Abstract:  Defects, whether intentionally created or inadvertently formed, are ubiquitous in all materials, including two-dimensional (2D) materials. Nevertheless, not much is known as to how these defects form, what topologies of defects are more likely to form, and how the defect topology affects the performance of 2D materials in various applications. Our group has been working to combine quantum-mechanical density functional theory (DFT) calculations with classical molecular dynamics (MD) and kinetic Monte Carlo (KMC) simulations to understand the formation of nanopores in 2D materials and their effects on molecular and ion transport on and through these materials.
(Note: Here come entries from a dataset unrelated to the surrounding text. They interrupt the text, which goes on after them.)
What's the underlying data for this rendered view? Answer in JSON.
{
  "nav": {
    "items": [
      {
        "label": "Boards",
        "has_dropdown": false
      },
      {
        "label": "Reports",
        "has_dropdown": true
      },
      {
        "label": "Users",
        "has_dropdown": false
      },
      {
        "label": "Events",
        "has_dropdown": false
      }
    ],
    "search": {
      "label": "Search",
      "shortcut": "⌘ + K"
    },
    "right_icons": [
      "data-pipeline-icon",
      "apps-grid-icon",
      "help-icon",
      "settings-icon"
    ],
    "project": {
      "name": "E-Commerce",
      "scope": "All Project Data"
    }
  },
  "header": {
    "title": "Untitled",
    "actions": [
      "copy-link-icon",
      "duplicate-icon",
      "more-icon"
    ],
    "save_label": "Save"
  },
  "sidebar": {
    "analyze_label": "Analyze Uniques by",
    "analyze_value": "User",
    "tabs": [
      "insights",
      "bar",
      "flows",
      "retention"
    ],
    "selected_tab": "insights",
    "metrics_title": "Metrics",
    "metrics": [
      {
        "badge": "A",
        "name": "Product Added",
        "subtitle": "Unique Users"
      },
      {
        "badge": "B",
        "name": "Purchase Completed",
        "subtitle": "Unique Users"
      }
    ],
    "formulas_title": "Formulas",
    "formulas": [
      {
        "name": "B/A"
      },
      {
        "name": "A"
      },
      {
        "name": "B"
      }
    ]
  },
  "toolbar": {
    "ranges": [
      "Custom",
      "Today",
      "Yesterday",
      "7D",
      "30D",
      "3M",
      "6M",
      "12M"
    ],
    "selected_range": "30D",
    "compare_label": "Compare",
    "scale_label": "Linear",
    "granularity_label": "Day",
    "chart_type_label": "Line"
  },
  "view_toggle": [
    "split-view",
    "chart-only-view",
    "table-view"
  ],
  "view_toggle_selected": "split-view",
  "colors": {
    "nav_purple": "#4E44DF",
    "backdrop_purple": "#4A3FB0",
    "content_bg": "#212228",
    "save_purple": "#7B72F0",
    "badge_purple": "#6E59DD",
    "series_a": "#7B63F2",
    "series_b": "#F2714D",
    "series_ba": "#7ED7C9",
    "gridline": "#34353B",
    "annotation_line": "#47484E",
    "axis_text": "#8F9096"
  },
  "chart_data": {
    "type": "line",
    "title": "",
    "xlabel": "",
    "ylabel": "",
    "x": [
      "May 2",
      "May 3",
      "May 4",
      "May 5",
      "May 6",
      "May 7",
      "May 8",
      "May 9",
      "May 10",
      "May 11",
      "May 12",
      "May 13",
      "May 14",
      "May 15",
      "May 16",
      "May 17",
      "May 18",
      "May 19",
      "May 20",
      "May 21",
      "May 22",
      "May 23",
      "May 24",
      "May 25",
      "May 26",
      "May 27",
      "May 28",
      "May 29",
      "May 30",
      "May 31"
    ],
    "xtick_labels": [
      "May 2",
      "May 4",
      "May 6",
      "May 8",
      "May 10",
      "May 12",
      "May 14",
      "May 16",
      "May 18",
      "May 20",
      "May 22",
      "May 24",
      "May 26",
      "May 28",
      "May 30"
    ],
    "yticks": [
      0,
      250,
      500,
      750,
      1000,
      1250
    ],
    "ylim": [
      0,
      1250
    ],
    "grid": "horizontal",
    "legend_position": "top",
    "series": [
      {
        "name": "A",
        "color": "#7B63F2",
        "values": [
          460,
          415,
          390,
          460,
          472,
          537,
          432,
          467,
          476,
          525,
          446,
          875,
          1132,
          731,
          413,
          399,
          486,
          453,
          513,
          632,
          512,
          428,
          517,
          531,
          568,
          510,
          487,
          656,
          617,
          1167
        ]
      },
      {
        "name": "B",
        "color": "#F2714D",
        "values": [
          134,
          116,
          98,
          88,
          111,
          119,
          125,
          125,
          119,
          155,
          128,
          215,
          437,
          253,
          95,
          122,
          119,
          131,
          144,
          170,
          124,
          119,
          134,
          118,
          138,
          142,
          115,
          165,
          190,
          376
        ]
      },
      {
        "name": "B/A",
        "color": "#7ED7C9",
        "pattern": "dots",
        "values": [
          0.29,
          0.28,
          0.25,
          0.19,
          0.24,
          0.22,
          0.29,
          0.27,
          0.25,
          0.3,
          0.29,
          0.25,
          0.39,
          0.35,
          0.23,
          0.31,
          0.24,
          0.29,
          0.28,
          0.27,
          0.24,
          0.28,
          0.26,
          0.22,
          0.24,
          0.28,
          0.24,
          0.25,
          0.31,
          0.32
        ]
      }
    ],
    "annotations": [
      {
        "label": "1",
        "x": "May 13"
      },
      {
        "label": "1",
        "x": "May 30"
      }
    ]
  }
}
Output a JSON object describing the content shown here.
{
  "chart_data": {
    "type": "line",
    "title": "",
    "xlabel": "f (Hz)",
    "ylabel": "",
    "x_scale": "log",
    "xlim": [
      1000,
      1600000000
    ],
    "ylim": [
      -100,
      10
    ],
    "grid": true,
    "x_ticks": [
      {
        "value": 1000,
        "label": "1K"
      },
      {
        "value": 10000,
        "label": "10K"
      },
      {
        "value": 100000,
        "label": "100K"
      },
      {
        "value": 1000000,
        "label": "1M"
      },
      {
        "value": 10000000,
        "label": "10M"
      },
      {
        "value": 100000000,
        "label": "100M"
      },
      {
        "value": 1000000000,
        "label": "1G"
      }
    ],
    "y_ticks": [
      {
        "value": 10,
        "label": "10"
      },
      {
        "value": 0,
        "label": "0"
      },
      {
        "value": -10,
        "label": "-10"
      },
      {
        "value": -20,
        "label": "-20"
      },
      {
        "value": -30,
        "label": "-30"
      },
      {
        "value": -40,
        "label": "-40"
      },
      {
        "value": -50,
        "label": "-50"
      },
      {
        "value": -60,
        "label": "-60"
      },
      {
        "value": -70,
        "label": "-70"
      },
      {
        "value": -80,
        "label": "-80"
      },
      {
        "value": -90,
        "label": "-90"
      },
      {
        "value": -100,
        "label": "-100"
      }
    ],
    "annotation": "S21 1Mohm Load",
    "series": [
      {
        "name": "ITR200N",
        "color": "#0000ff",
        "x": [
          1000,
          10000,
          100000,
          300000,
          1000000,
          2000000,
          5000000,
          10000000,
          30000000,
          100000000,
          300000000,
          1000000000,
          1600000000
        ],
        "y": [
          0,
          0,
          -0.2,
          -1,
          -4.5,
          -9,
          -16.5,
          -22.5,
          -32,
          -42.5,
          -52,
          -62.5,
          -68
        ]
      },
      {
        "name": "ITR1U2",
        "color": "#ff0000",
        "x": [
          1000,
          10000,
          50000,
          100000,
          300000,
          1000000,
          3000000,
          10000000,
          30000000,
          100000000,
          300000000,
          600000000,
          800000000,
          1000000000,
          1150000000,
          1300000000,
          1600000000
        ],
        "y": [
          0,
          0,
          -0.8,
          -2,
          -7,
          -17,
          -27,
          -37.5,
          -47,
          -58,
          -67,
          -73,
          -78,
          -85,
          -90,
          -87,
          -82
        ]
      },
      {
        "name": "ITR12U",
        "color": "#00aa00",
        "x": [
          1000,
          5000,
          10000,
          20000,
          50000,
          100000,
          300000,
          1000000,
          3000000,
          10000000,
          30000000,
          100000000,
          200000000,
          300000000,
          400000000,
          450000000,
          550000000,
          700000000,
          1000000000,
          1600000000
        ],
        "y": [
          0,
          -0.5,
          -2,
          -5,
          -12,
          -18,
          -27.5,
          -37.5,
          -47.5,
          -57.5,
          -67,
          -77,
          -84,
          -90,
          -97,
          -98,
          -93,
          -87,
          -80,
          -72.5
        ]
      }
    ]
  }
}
In this talk, I will discuss the combined use of DFT, KMC, and chemical graph theory to predict nanopore shapes in graphene in excellent agreement with microscopy images. I will introduce the use of gradient-boosted machine learning strategies, coupled with structural features of nanopores, to predict the probabilities and formation times of arbitrary nanopore shapes in graphene. I will also explain how defects influence water slippage on the surfaces of 2D materials, showing via MD simulations, that the water slip length increases threefold on hexagonal boron nitride (hBN) in the presence of certain vacancy defects. Moreover, I will show that the presence of surface roughness in hBN, but not that of vacancy defects, can explain the experimentally observed water contact angle and slip length on hBN. Finally, I will discuss the adverse impacts of grain boundaries and surface charge on the salt rejection capability and water permeation rate of nanoporous hBN membranes. Overall, the multi-scale simulations presented in this talk will help understand and advance the controlled synthesis of nanoporous 2D materials and their applications in nanofluidics and membrane separations.

Bio: Ananth Govind Rajan is currently an Assistant Professor in the Department of Chemical Engineering at the Indian Institute of Science (IISc), Bengaluru. He obtained his B.Tech. degree from the Indian Institute of Technology (IIT) Delhi and his M.S. and Ph.D. degrees from the Massachusetts Institute of Technology (MIT).